J. Bras. Nefrol. vol.37 no.1 São Paulo jan./mar. 2015
http://dx.doi.org/10.5935/0101-2800.20150009
A Doença Renal Crônica (DRC) tem elevada prevalência.1 O Brasil é o segundo país em número absoluto de realização de transplantes renais. Em 2013, foram realizados 5433 transplantes. Apesar desses dados, a demanda ainda é grande e, em 2013, existiam 8609 pacientes ativos na lista de espera2 e aproximadamente 100.397 pacientes em diálise no Brasil, a maior parte deles em hemodiálise.3
Não existem informações substanciais sobre o impacto das opções de tratamento na sobrevida dos pacientes,4 mas sabe-se que a as taxas de mortalidade entre pacientes renais crônicos em hemodiálise é 20 vezes maior do que a da população geral.5 A DRC acarreta em uma série de limitações na qualidade de vida,6 como no caso de outras doenças crônicas, e gera uma incidência maior de psicopatologias do que na população geral.7,8 A prevalência de depressão9 é maior nessa população, particularmente em tratamento dialítico crônico, e também há poucos relatos sobre maior índice de desesperança10 e tentativas de suicídio.11,12 Apesar de o transplante proporcionar melhor qualidade de vida, quando comparado às outras formas de tratamento renal substitutivo,13 não localizamos estudos que observassem, de forma comparativa, se essa melhoria repercute nos sintomas de depressão, de desesperança e de ideação suicida, em sujeitos bem sucedidos em modalidades terapêuticas diferentes.

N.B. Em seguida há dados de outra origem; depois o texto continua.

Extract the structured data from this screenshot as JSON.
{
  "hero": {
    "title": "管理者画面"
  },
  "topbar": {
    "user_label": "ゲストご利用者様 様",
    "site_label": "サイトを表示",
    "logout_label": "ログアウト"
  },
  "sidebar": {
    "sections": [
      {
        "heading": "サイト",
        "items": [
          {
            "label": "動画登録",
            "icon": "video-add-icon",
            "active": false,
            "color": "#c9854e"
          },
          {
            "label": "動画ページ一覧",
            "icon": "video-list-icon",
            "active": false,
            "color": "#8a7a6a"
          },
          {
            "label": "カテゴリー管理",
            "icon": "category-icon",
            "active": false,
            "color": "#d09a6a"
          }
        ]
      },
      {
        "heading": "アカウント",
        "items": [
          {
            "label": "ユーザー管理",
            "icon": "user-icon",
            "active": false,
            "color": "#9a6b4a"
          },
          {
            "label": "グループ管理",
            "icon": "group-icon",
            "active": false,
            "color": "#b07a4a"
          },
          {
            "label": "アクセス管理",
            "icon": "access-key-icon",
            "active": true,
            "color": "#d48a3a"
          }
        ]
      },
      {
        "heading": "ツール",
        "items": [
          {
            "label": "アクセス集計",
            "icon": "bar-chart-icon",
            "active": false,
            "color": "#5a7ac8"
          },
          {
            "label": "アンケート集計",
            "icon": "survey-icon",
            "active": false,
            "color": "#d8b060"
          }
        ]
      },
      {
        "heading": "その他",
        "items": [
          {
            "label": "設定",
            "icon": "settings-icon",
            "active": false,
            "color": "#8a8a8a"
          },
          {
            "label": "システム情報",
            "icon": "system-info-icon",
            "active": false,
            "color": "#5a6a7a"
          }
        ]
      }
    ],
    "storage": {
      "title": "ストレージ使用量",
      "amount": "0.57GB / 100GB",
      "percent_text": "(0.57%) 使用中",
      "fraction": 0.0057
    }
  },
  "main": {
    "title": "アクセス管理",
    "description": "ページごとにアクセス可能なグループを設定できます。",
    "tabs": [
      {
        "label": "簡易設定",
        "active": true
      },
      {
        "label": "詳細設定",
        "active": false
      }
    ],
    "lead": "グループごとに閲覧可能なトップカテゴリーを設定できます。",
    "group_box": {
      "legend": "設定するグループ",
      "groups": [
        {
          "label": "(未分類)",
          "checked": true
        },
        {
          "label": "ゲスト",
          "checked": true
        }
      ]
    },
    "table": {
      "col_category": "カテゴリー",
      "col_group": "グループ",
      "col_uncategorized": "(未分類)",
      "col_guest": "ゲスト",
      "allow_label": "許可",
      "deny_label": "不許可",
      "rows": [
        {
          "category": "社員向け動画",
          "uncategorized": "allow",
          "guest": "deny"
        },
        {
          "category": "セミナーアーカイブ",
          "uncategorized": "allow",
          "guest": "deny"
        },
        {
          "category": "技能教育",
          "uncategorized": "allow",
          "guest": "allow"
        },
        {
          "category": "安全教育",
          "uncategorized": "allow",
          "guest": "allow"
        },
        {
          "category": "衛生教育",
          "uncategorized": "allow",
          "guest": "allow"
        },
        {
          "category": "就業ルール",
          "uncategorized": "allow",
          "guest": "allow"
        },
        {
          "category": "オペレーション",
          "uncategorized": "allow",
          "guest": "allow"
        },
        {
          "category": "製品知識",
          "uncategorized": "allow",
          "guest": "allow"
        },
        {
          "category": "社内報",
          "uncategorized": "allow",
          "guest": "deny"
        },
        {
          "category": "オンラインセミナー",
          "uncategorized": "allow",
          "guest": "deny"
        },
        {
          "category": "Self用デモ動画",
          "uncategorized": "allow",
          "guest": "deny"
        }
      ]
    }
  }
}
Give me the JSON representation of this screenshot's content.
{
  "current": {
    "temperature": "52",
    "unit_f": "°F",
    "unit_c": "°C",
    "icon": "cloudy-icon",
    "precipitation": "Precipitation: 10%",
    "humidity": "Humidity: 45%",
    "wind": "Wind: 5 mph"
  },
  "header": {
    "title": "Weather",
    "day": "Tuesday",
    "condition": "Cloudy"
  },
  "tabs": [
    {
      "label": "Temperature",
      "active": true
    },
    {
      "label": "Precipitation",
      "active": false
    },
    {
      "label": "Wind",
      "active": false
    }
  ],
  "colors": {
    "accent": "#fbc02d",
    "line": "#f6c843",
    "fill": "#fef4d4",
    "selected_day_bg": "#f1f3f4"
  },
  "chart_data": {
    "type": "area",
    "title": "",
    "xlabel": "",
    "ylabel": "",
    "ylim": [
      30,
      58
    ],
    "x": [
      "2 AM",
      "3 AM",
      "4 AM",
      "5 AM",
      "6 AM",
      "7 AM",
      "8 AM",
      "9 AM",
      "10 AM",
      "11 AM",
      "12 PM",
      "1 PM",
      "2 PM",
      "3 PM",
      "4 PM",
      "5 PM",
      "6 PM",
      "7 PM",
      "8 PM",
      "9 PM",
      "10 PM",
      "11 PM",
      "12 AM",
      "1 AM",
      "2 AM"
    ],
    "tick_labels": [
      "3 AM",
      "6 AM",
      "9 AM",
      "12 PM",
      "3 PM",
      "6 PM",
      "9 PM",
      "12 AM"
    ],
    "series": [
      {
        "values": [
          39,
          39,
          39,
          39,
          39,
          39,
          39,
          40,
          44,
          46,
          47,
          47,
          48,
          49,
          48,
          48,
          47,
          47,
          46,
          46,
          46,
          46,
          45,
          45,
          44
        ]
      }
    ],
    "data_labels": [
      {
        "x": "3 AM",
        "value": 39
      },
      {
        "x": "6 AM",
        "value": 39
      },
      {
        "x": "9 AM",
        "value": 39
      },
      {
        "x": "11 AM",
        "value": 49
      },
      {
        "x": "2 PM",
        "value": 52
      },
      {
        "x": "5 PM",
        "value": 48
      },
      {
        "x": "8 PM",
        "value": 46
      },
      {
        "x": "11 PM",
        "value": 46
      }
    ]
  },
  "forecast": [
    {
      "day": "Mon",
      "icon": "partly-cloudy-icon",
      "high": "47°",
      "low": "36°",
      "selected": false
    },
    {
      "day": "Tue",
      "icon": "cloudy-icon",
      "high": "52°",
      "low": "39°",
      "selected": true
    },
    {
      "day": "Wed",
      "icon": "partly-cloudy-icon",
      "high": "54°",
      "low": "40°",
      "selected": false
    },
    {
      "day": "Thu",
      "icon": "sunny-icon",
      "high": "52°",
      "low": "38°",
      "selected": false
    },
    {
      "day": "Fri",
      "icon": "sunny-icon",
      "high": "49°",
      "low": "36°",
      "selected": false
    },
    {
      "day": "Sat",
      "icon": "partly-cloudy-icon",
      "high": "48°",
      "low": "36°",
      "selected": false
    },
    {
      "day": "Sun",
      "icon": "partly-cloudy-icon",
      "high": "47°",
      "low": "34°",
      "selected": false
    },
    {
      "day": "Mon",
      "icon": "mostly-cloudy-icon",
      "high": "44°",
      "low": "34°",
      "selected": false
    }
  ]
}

Devido à forte influência dos referidos sintomas na qualidade e expectativa de vida dos portadores de DRC,14 entendemos a importância de se compreender melhor esses fenômenos com o intuito de embasar futuras intervenções que auxiliem essa população no enfrentamento da doença. Objetivamos avaliar se existe diferença na intensidade de sintomas de depressão, desesperança e presença de ideação suicida entre pacientes em hemodiálise ou transplantados renais. Analisamos, também, se as variáveis: atividade laboral; ter dependentes (pessoas socialmente significativas que dependem financeiramente do sujeito); sexo e estado civil interferem na intensidade dos sintomas de depressão, desesperança e presença de ideação suicida nessa população.
Estudo comparativo, de corte transversal, com metodologia quantitativa e aprovado pelo Comitê de Ética da Universidade Federal de São Paulo (CEP Nº 1624/07). A amostragem foi composta por 100 pacientes: 50 em tratamento hemodialítico (da Clínica do Hospital do Rim e Hipertensão e da Unidade Satélite da Fundação Oswaldo Ramos) e 50 transplantados renais (acompanhados pelo Ambulatório de Pós-Transplante Renal da Fundação Oswaldo Ramos). Os critérios de inclusão foram: ter iniciado tratamento renal substitutivo (TRS) há mais de seis meses, estar clinicamente bem sucedido no tratamento adotado (segundo avaliação da equipe) e ter entre 18 e 65 anos, para que variáveis como infância, adolescência e velhice não influenciassem os achados. Pacientes com transtornos cognitivos foram excluídos. Houve cuidado para que os critérios de definição de tratamento bem sucedido fossem equiparados entre os transplantados e os em hemodiálise. Esses critérios foram: não ter sido internado ou apresentado intercorrências clínicas por, no mínimo, quatro meses antes da entrevista; ter boa adesão ao tratamento e estar clinicamente estável. Critérios de exclusão: histórico de doença psiquiátrica; utilizar psicotrópicos; transplante renal agendado; não receptividade à participação. Os que se enquadravam nos critérios foram indicados pela equipe médica, selecionados de forma aleatória e pareados por sexo e idade (até três anos de diferença) entre os grupos.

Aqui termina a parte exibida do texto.